Contro il Genocidio in Palestina e la fornitura di armi ad Israele, contro ogni economia di guerra, noi di Paoline vogliamo essere costruttrici e costruttori di ponti tra i popoli, artigiani di pace.
Esattamente un anno fa, noi Paoline abbiamo scelto di fare una nuova edizione di un libro appena uscito nelle librerie, Con loro come loro; un libro scritto a quattro mani dalla giornalista Angela Iantosca e da Gennaro Giudetti, un operatore umanitario; un libro le cui copie non avevano ancora avuto il tempo di arrivare neppure in mano ai librai. Non abbiamo fatto la nuova edizione per un errore di stampa, ma per una richiesta specifica: Gennaro da poco arrivato a Gaza per conto delle Nazioni Unite ci ha proposto di inserire un capitolo, e di farlo con urgenza; di farlo anche se il magazzino aveva ancora giacenze. Di farlo perché quello che i suoi occhi stavano vedendo in Palestina era qualcosa che andava ben oltre ogni immaginazione. Di farlo perché il mondo doveva sapere, perché qualcuno doveva raccontare.

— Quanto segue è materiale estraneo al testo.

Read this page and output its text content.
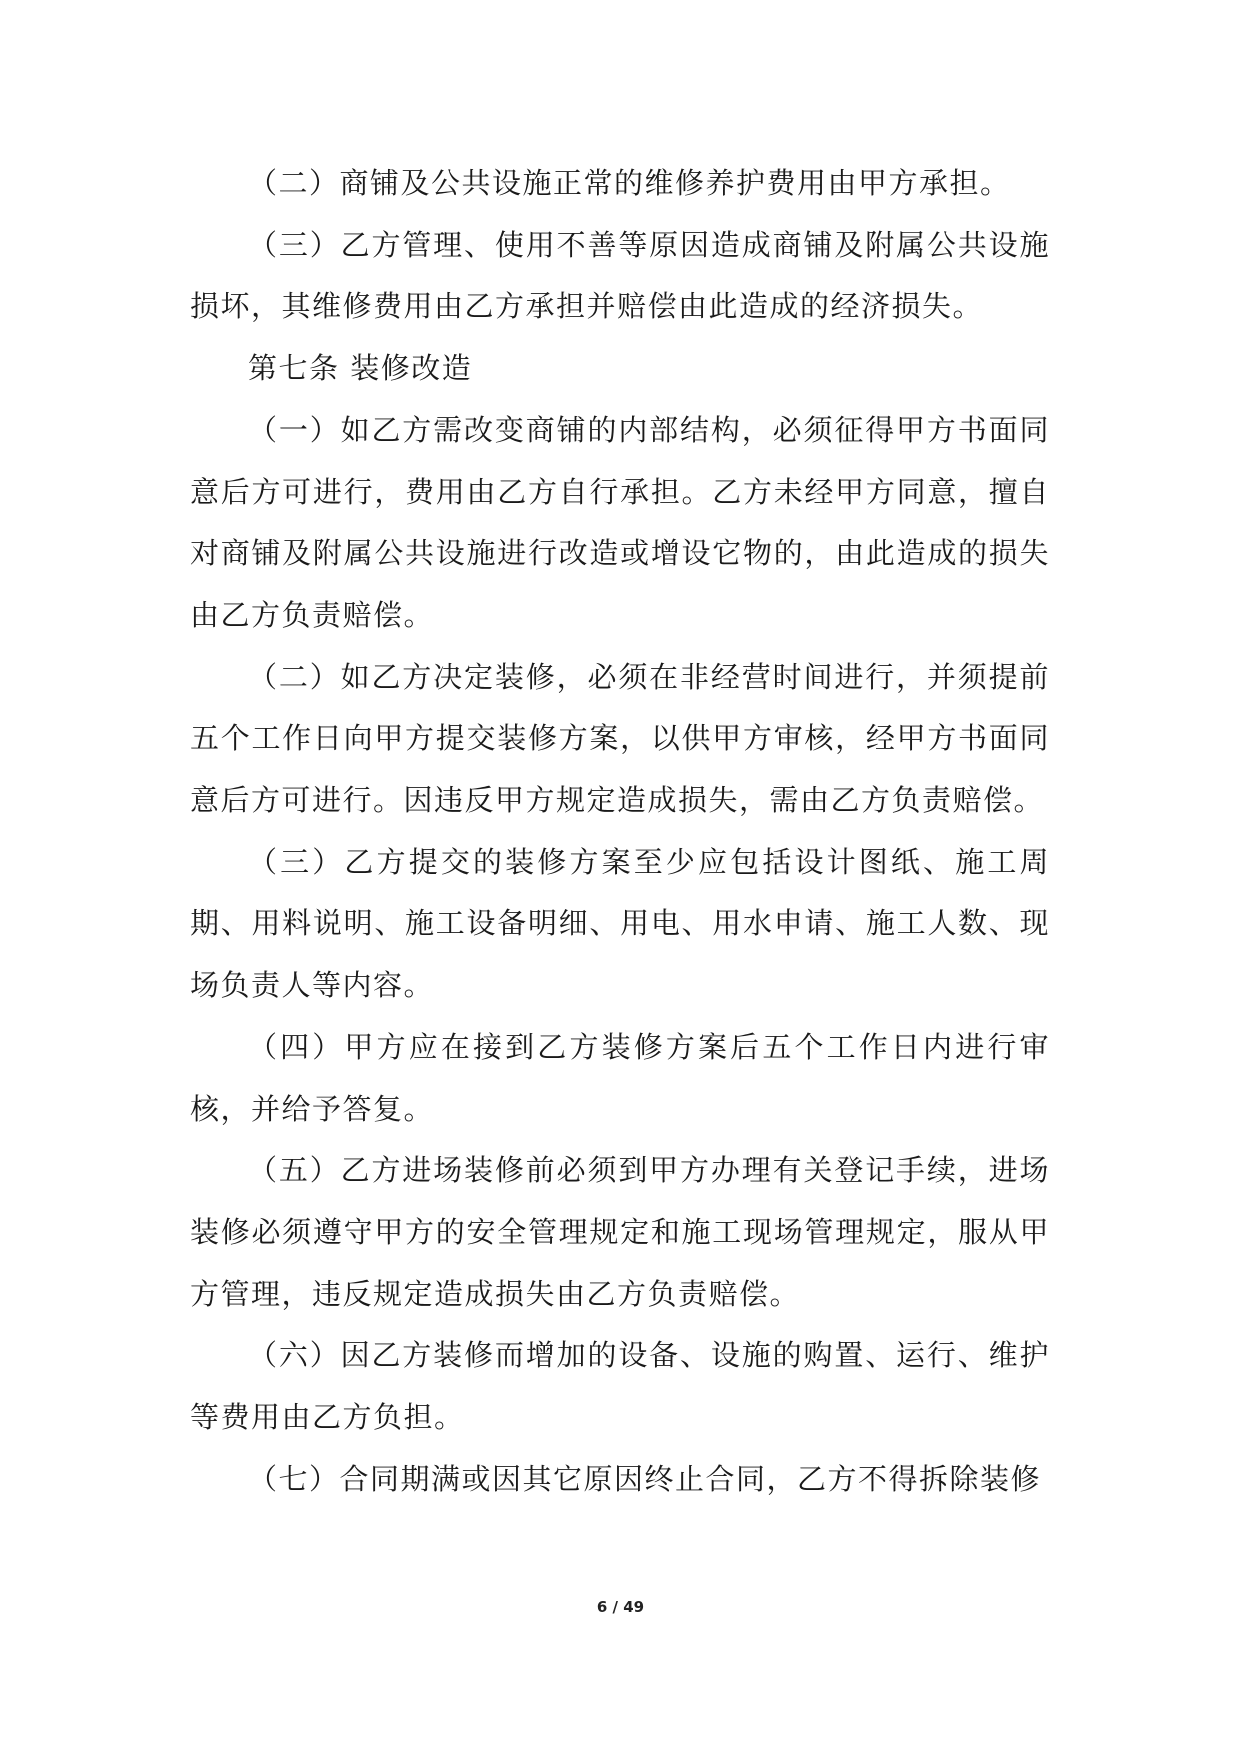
（二）商铺及公共设施正常的维修养护费用由甲方承担。

（三）乙方管理、使用不善等原因造成商铺及附属公共设施损坏，其维修费用由乙方承担并赔偿由此造成的经济损失。

第七条 装修改造

（一）如乙方需改变商铺的内部结构，必须征得甲方书面同意后方可进行，费用由乙方自行承担。乙方未经甲方同意，擅自对商铺及附属公共设施进行改造或增设它物的，由此造成的损失由乙方负责赔偿。

（二）如乙方决定装修，必须在非经营时间进行，并须提前五个工作日向甲方提交装修方案，以供甲方审核，经甲方书面同意后方可进行。因违反甲方规定造成损失，需由乙方负责赔偿。

（三）乙方提交的装修方案至少应包括设计图纸、施工周期、用料说明、施工设备明细、用电、用水申请、施工人数、现场负责人等内容。

（四）甲方应在接到乙方装修方案后五个工作日内进行审核，并给予答复。

（五）乙方进场装修前必须到甲方办理有关登记手续，进场装修必须遵守甲方的安全管理规定和施工现场管理规定，服从甲方管理，违反规定造成损失由乙方负责赔偿。

（六）因乙方装修而增加的设备、设施的购置、运行、维护等费用由乙方负担。

（七）合同期满或因其它原因终止合同，乙方不得拆除装修

6 / 49
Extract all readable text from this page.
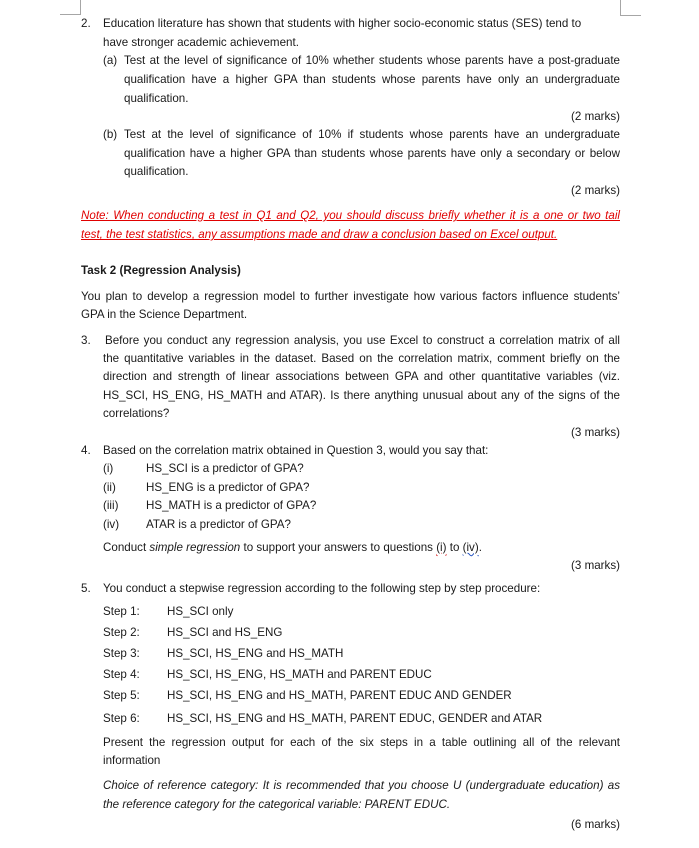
2. Education literature has shown that students with higher socio-economic status (SES) tend to
have stronger academic achievement.
(a) Test at the level of significance of 10% whether students whose parents have a post-graduate
qualification have a higher GPA than students whose parents have only an undergraduate
qualification.
(2 marks)
(b) Test at the level of significance of 10% if students whose parents have an undergraduate
qualification have a higher GPA than students whose parents have only a secondary or below
qualification.
(2 marks)
Note: When conducting a test in Q1 and Q2, you should discuss briefly whether it is a one or two tail
test, the test statistics, any assumptions made and draw a conclusion based on Excel output.
Task 2 (Regression Analysis)
You plan to develop a regression model to further investigate how various factors influence students’
GPA in the Science Department.
3. Before you conduct any regression analysis, you use Excel to construct a correlation matrix of all
the quantitative variables in the dataset. Based on the correlation matrix, comment briefly on the
direction and strength of linear associations between GPA and other quantitative variables (viz.
HS_SCI, HS_ENG, HS_MATH and ATAR). Is there anything unusual about any of the signs of the
correlations?
(3 marks)
4. Based on the correlation matrix obtained in Question 3, would you say that:
(i)	HS_SCI is a predictor of GPA?
(ii)	HS_ENG is a predictor of GPA?
(iii) HS_MATH is a predictor of GPA?
(iv) ATAR is a predictor of GPA?
Conduct simple regression to support your answers to questions (i) to (iv).
(3 marks)
5. You conduct a stepwise regression according to the following step by step procedure:
Step 1: HS_SCI only
Step 2: HS_SCI and HS_ENG
Step 3: HS_SCI, HS_ENG and HS_MATH
Step 4: HS_SCI, HS_ENG, HS_MATH and PARENT EDUC
Step 5: HS_SCI, HS_ENG and HS_MATH, PARENT EDUC AND GENDER
Step 6: HS_SCI, HS_ENG and HS_MATH, PARENT EDUC, GENDER and ATAR
Present the regression output for each of the six steps in a table outlining all of the relevant
information
Choice of reference category: It is recommended that you choose U (undergraduate education) as
the reference category for the categorical variable: PARENT EDUC.
(6 marks)
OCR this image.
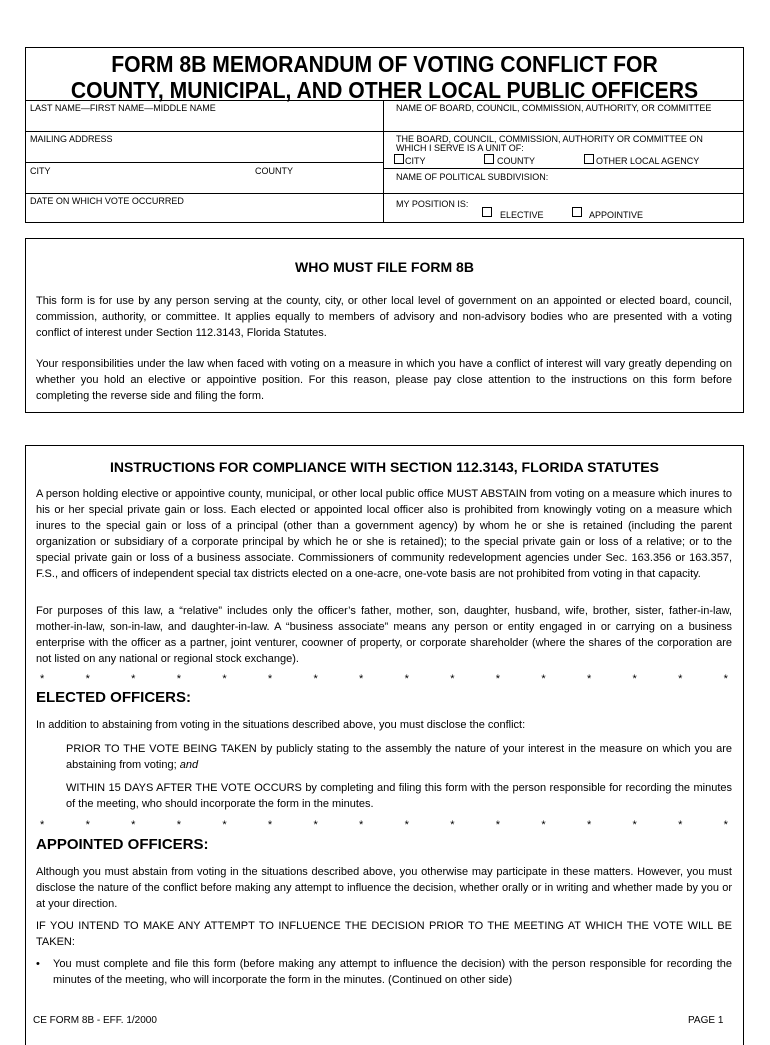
FORM 8B MEMORANDUM OF VOTING CONFLICT FOR
COUNTY, MUNICIPAL, AND OTHER LOCAL PUBLIC OFFICERS
LAST NAME—FIRST NAME—MIDDLE NAME
MAILING ADDRESS
CITY	COUNTY
DATE ON WHICH VOTE OCCURRED
NAME OF BOARD, COUNCIL, COMMISSION, AUTHORITY, OR COMMITTEE
THE BOARD, COUNCIL, COMMISSION, AUTHORITY OR COMMITTEE ON
WHICH I SERVE IS A UNIT OF:
CITY	COUNTY	OTHER LOCAL AGENCY
NAME OF POLITICAL SUBDIVISION:
MY POSITION IS:
ELECTIVE	APPOINTIVE
WHO MUST FILE FORM 8B

This form is for use by any person serving at the county, city, or other local level of government on an appointed or elected board, council, commission, authority, or committee. It applies equally to members of advisory and non-advisory bodies who are presented with a voting conflict of interest under Section 112.3143, Florida Statutes.

Your responsibilities under the law when faced with voting on a measure in which you have a conflict of interest will vary greatly depending on whether you hold an elective or appointive position. For this reason, please pay close attention to the instructions on this form before completing the reverse side and filing the form.

INSTRUCTIONS FOR COMPLIANCE WITH SECTION 112.3143, FLORIDA STATUTES

A person holding elective or appointive county, municipal, or other local public office MUST ABSTAIN from voting on a measure which inures to his or her special private gain or loss. Each elected or appointed local officer also is prohibited from knowingly voting on a measure which inures to the special gain or loss of a principal (other than a government agency) by whom he or she is retained (including the parent organization or subsidiary of a corporate principal by which he or she is retained); to the special private gain or loss of a relative; or to the special private gain or loss of a business associate. Commissioners of community redevelopment agencies under Sec. 163.356 or 163.357, F.S., and officers of independent special tax districts elected on a one-acre, one-vote basis are not prohibited from voting in that capacity.

For purposes of this law, a “relative” includes only the officer’s father, mother, son, daughter, husband, wife, brother, sister, father-in-law, mother-in-law, son-in-law, and daughter-in-law. A “business associate” means any person or entity engaged in or carrying on a business enterprise with the officer as a partner, joint venturer, coowner of property, or corporate shareholder (where the shares of the corporation are not listed on any national or regional stock exchange).

*	*	*	*	*	*	*	*	*	*	*	*	*	*	*	*
ELECTED OFFICERS:

In addition to abstaining from voting in the situations described above, you must disclose the conflict:

PRIOR TO THE VOTE BEING TAKEN by publicly stating to the assembly the nature of your interest in the measure on which you are abstaining from voting; and

WITHIN 15 DAYS AFTER THE VOTE OCCURS by completing and filing this form with the person responsible for recording the minutes of the meeting, who should incorporate the form in the minutes.

*	*	*	*	*	*	*	*	*	*	*	*	*	*	*	*
APPOINTED OFFICERS:

Although you must abstain from voting in the situations described above, you otherwise may participate in these matters. However, you must disclose the nature of the conflict before making any attempt to influence the decision, whether orally or in writing and whether made by you or at your direction.

IF YOU INTEND TO MAKE ANY ATTEMPT TO INFLUENCE THE DECISION PRIOR TO THE MEETING AT WHICH THE VOTE WILL BE TAKEN:

• You must complete and file this form (before making any attempt to influence the decision) with the person responsible for recording the minutes of the meeting, who will incorporate the form in the minutes. (Continued on other side)

CE FORM 8B - EFF. 1/2000	PAGE 1
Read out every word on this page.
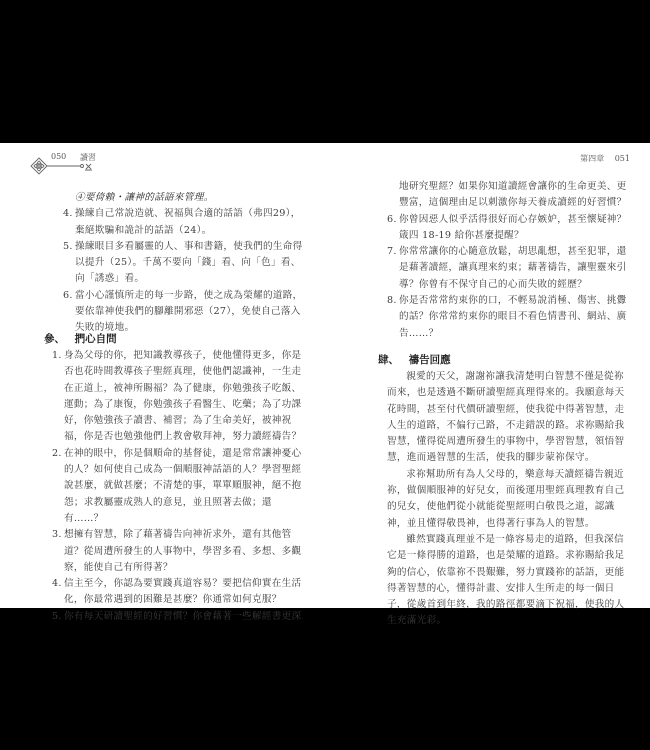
050 讀習
④要倚賴・讓神的話語來管理。
4. 操練自己常說造就、祝福與合適的話語（弗四29），棄絕欺騙和詭計的話語（24）。
5. 操練眼目多看屬靈的人、事和書籍，使我們的生命得以提升（25）。千萬不要向「錢」看、向「色」看、向「誘惑」看。
6. 當小心謹慎所走的每一步路，使之成為榮耀的道路，要依靠神使我們的腳離開邪惡（27），免使自己落入失敗的境地。

參、 捫心自問

1. 身為父母的你，把知識教導孩子，使他懂得更多，你是否也花時間教導孩子聖經真理，使他們認識神，一生走在正道上，被神所賜福？為了健康，你勉強孩子吃飯、運動；為了康復，你勉強孩子看醫生、吃藥；為了功課好，你勉強孩子讀書、補習；為了生命美好，被神祝福，你是否也勉強他們上教會敬拜神，努力讀經禱告？
2. 在神的眼中，你是個順命的基督徒，還是常常讓神憂心的人？如何使自己成為一個順服神話語的人？學習聖經說甚麼，就做甚麼；不清楚的事，單單順服神，絕不抱怨；求教屬靈成熟人的意見，並且照著去做；還有……？
3. 想擁有智慧，除了藉著禱告向神祈求外，還有其他管道？從周遭所發生的人事物中，學習多看、多想、多觀察，能使自己有所得著？
4. 信主至今，你認為要實踐真道容易？要把信仰實在生活化，你最常遇到的困難是甚麼？你通常如何克服？
5. 你有每天研讀聖經的好習慣？你會藉著一些解經書更深
第四章 051
地研究聖經？如果你知道讀經會讓你的生命更美、更豐富，這個理由足以刺激你每天養成讀經的好習慣？
6. 你曾因惡人似乎活得很好而心存嫉妒，甚至懷疑神？箴四 18-19 給你甚麼提醒？
7. 你常常讓你的心隨意放鬆，胡思亂想，甚至犯罪，還是藉著讀經，讓真理來約束；藉著禱告，讓聖靈來引導？你曾有不保守自己的心而失敗的經歷？
8. 你是否常常約束你的口，不輕易說消極、傷害、挑釁的話？你常常約束你的眼目不看色情書刊、網站、廣告……？

肆、 禱告回應

親愛的天父，謝謝祢讓我清楚明白智慧不僅是從祢而來，也是透過不斷研讀聖經真理得來的。我願意每天花時間，甚至付代價研讀聖經，使我從中得著智慧，走人生的道路，不偏行己路，不走錯誤的路。求祢賜給我智慧，懂得從周遭所發生的事物中，學習智慧，領悟智慧，進而過智慧的生活，使我的腳步蒙祢保守。
求祢幫助所有為人父母的，樂意每天讀經禱告親近祢，做個順服神的好兒女，而後運用聖經真理教育自己的兒女，使他們從小就能從聖經明白敬畏之道，認識神，並且懂得敬畏神，也得著行事為人的智慧。
雖然實踐真理並不是一條容易走的道路，但我深信它是一條得勝的道路，也是榮耀的道路。求祢賜給我足夠的信心，依靠祢不畏艱難，努力實踐祢的話語，更能得著智慧的心，懂得計畫、安排人生所走的每一個日子，從歲首到年終，我的路徑都要滴下祝福，使我的人生充滿光彩。
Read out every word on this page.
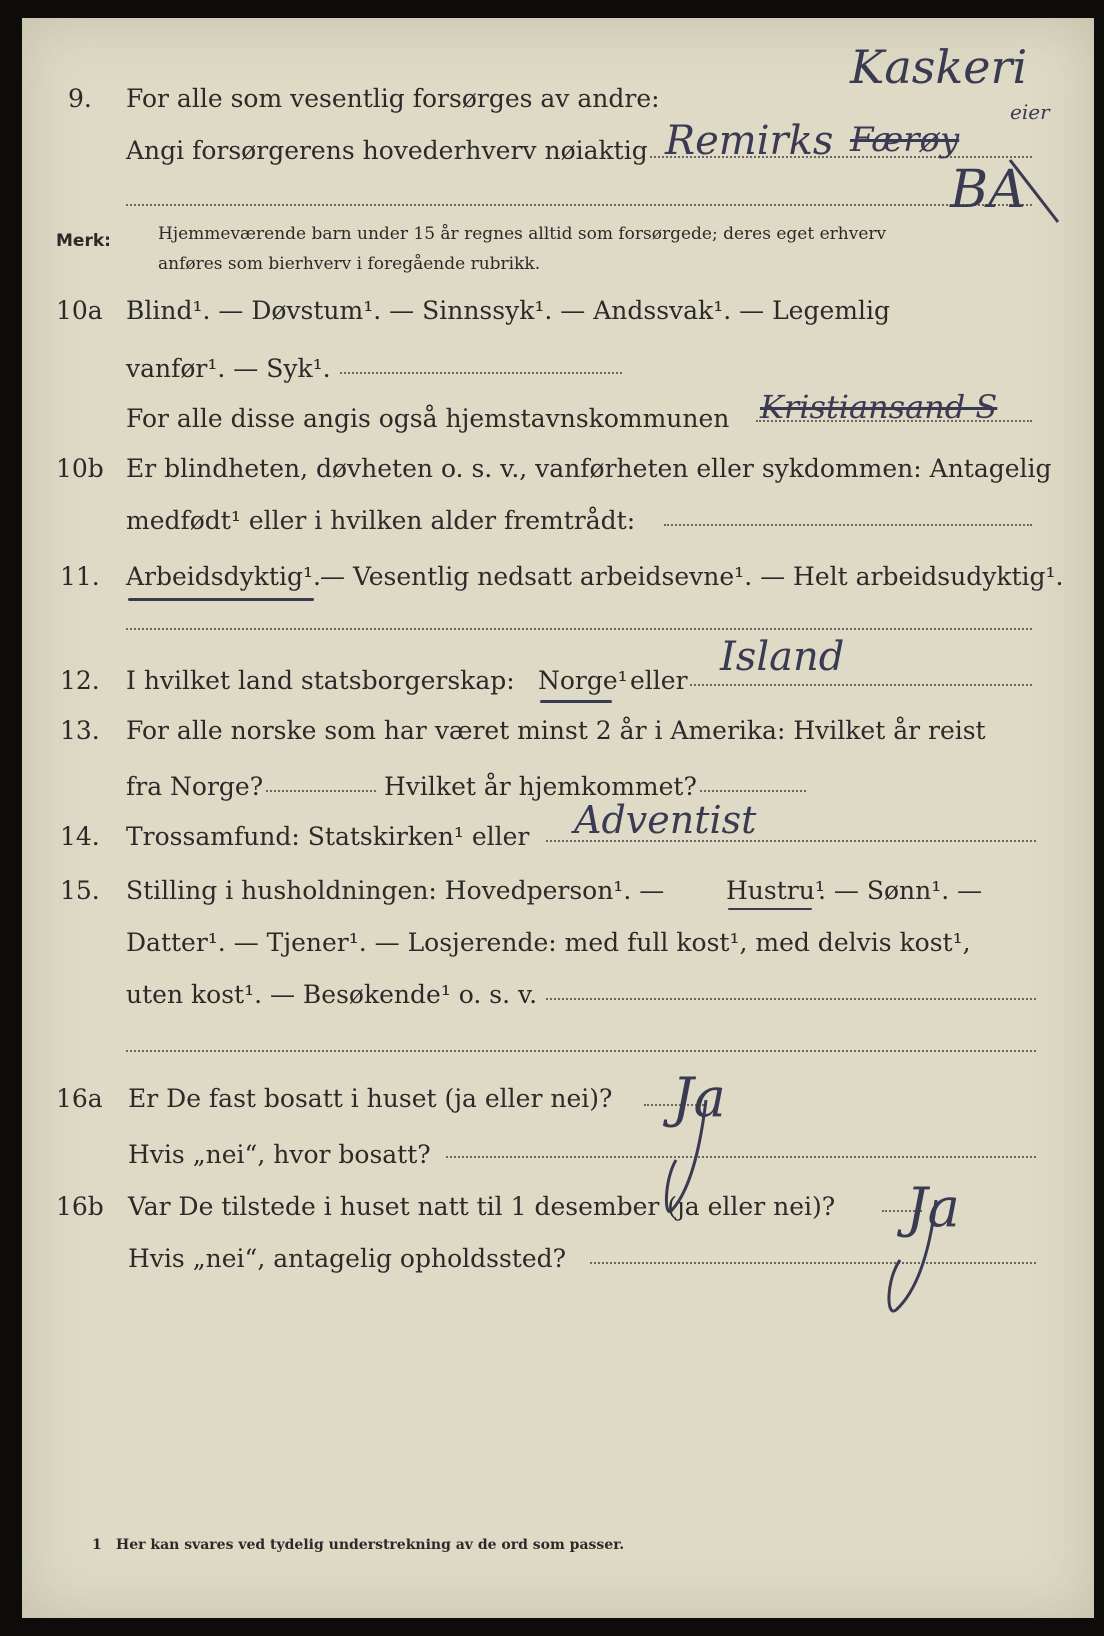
9. For alle som vesentlig forsørges av andre:
Angi forsørgerens hovederhverv nøiaktig
Kaskeri
eier
Remirks Færøy
BA
Merk:	Hjemmeværende barn under 15 år regnes alltid som forsørgede; deres eget erhverv
anføres som bierhverv i foregående rubrikk.
10a Blind¹. — Døvstum¹. — Sinnssyk¹. — Andssvak¹. — Legemlig
vanfør¹. — Syk¹.
For alle disse angis også hjemstavnskommunen Kristiansand S
10b Er blindheten, døvheten o. s. v., vanførheten eller sykdommen: Antagelig
medfødt¹ eller i hvilken alder fremtrådt:
11. Arbeidsdyktig¹. — Vesentlig nedsatt arbeidsevne¹. — Helt arbeidsudyktig¹.
12. I hvilket land statsborgerskap: Norge¹ eller
Island
13. For alle norske som har været minst 2 år i Amerika: Hvilket år reist
fra Norge?	Hvilket år hjemkommet?
14. Trossamfund: Statskirken¹ eller Adventist
15. Stilling i husholdningen: Hovedperson¹. — Hustru¹
. — Sønn¹. —
Datter¹. — Tjener¹. — Losjerende: med full kost¹, med delvis kost¹,
uten kost¹. — Besøkende¹ o. s. v.
16a Er De fast bosatt i huset (ja eller nei)?
Hvis „nei“, hvor bosatt?
Ja
16b Var De tilstede i huset natt til 1 desember (ja eller nei)?
Hvis „nei“, antagelig opholdssted?
Ja
1 Her kan svares ved tydelig understrekning av de ord som passer.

«Gaza sta morendo», scrivevano un anno fa Angela e Gennaro. «Muore perché un medicinale manca. Muore perché bombardata dal cielo. Muore perché sparano dalla terra. Muore perché la colpiscono dal mare. Muore bersagliata dai cecchini. Muore di fame. Muore di sete. Di malattie e stenti. Muore con i soldi che l’occidente ha dato per quelle bombe e quelle armi. Muore per una colpa che non sa di avere e che le viene ricordata tutti i giorni da millenni. Muoiono i suoi abitanti. Ma mentre muoiono resistono. Lo fanno da decenni».
Gaza sta morendo, scrivevamo un anno fa.
Gaza, i suoi bambini, le sue donne, il suo futuro, sta morendo ancora oggi. Ogni colpo inferto a un essere umano, soprattutto se inerme e indifeso, è un colpo inferto alla pace, un crimine commesso contro l’umanità.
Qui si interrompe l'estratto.